The last step is to convert the binding probability to the transcription efficiency. Let us assume these suppositions.

  • RNAP bound to promoter promptly initiate transcription
  • There is no "traffic jam" of RNAPs on DNA (i. e., RNAP's transcription initiation is rate-limiting)

These assumptions mean that we can directly use the value of binding probability as transcription energy in an arbitrary unit. In this way, we get following conclusive result.

fig.3 Promoter distribution of transcription efficiency. The horizontal axis stands for the transcription efficiency.

As you can see in this figure, the strengths of our promoter families vary about 1000 fold!

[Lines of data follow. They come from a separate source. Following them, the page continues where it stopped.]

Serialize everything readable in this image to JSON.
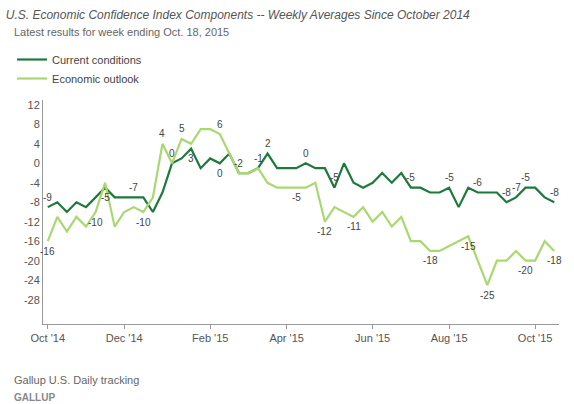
{
  "chart_data": {
    "type": "line",
    "title": "U.S. Economic Confidence Index Components -- Weekly Averages Since October 2014",
    "subtitle": "Latest results for week ending Oct. 18, 2015",
    "source": "Gallup U.S. Daily tracking",
    "logo": "GALLUP",
    "categories": [
      "Oct '14",
      null,
      null,
      null,
      null,
      null,
      null,
      null,
      "Dec '14",
      null,
      null,
      null,
      null,
      null,
      null,
      null,
      null,
      "Feb '15",
      null,
      null,
      null,
      null,
      null,
      null,
      null,
      "Apr '15",
      null,
      null,
      null,
      null,
      null,
      null,
      null,
      null,
      "Jun '15",
      null,
      null,
      null,
      null,
      null,
      null,
      null,
      "Aug '15",
      null,
      null,
      null,
      null,
      null,
      null,
      null,
      null,
      "Oct '15",
      null,
      null
    ],
    "series": [
      {
        "name": "Current conditions",
        "color": "#1d7a3c",
        "values": [
          -9,
          -8,
          -10,
          -8,
          -9,
          -7,
          -5,
          -7,
          -7,
          -7,
          -7,
          -10,
          -6,
          0,
          1,
          3,
          -1,
          1,
          0,
          2,
          -2,
          -2,
          -1,
          2,
          -1,
          -1,
          -1,
          0,
          -1,
          -1,
          -5,
          0,
          -4,
          -5,
          -4,
          -2,
          -4,
          -2,
          -5,
          -5,
          -6,
          -6,
          -5,
          -9,
          -5,
          -6,
          -6,
          -6,
          -8,
          -7,
          -5,
          -5,
          -7,
          -8
        ],
        "annotations": [
          {
            "x": 0,
            "y": -9,
            "text": "-9"
          },
          {
            "x": 6,
            "y": -5,
            "text": "-5"
          },
          {
            "x": 9,
            "y": -7,
            "text": "-7"
          },
          {
            "x": 13,
            "y": 0,
            "text": "0"
          },
          {
            "x": 15,
            "y": 3,
            "text": "3"
          },
          {
            "x": 18,
            "y": 0,
            "text": "0"
          },
          {
            "x": 23,
            "y": 2,
            "text": "2"
          },
          {
            "x": 27,
            "y": 0,
            "text": "0"
          },
          {
            "x": 30,
            "y": -5,
            "text": "-5"
          },
          {
            "x": 38,
            "y": -5,
            "text": "-5"
          },
          {
            "x": 42,
            "y": -5,
            "text": "-5"
          },
          {
            "x": 45,
            "y": -6,
            "text": "-6"
          },
          {
            "x": 48,
            "y": -8,
            "text": "-8"
          },
          {
            "x": 49,
            "y": -7,
            "text": "-7"
          },
          {
            "x": 50,
            "y": -5,
            "text": "-5"
          },
          {
            "x": 53,
            "y": -8,
            "text": "-8"
          }
        ]
      },
      {
        "name": "Economic outlook",
        "color": "#a9d870",
        "values": [
          -16,
          -11,
          -14,
          -11,
          -13,
          -10,
          -4,
          -13,
          -10,
          -9,
          -10,
          -7,
          4,
          0,
          5,
          4,
          7,
          7,
          6,
          2,
          -2,
          -2,
          -1,
          -4,
          -5,
          -5,
          -5,
          -5,
          -4,
          -12,
          -9,
          -10,
          -11,
          -9,
          -12,
          -10,
          -13,
          -11,
          -16,
          -16,
          -18,
          -18,
          -17,
          -16,
          -15,
          -20,
          -25,
          -20,
          -20,
          -18,
          -20,
          -20,
          -16,
          -18
        ],
        "annotations": [
          {
            "x": 0,
            "y": -16,
            "text": "-16"
          },
          {
            "x": 5,
            "y": -10,
            "text": "-10"
          },
          {
            "x": 10,
            "y": -10,
            "text": "-10"
          },
          {
            "x": 12,
            "y": 4,
            "text": "4"
          },
          {
            "x": 14,
            "y": 5,
            "text": "5"
          },
          {
            "x": 18,
            "y": 6,
            "text": "6"
          },
          {
            "x": 20,
            "y": -2,
            "text": "-2"
          },
          {
            "x": 22,
            "y": -1,
            "text": "-1"
          },
          {
            "x": 26,
            "y": -5,
            "text": "-5"
          },
          {
            "x": 29,
            "y": -12,
            "text": "-12"
          },
          {
            "x": 32,
            "y": -11,
            "text": "-11"
          },
          {
            "x": 40,
            "y": -18,
            "text": "-18"
          },
          {
            "x": 44,
            "y": -15,
            "text": "-15"
          },
          {
            "x": 46,
            "y": -25,
            "text": "-25"
          },
          {
            "x": 50,
            "y": -20,
            "text": "-20"
          },
          {
            "x": 53,
            "y": -18,
            "text": "-18"
          }
        ]
      }
    ],
    "ylim": [
      -33,
      13
    ],
    "yticks": [
      -28,
      -24,
      -20,
      -16,
      -12,
      -8,
      -4,
      0,
      4,
      8,
      12
    ],
    "grid": false,
    "legend": "top-left"
  }
}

  1. Rob Phillips, Jane Kondev and Julie Theriot. (2008). Physical Biology of the Cell. Garland Science.
  2. Brewster, et al. (2012). Tuning promoter strength through RNA polymerase binding site design in Escherichia coli. PLoS computational biology.
  3. Kenney, et al. (2010). Using deep sequencing to characterize the biophysical mechanism of a transcriptional regulatory sequence. Proceeding of the National Academy of Sciences of the United States of America.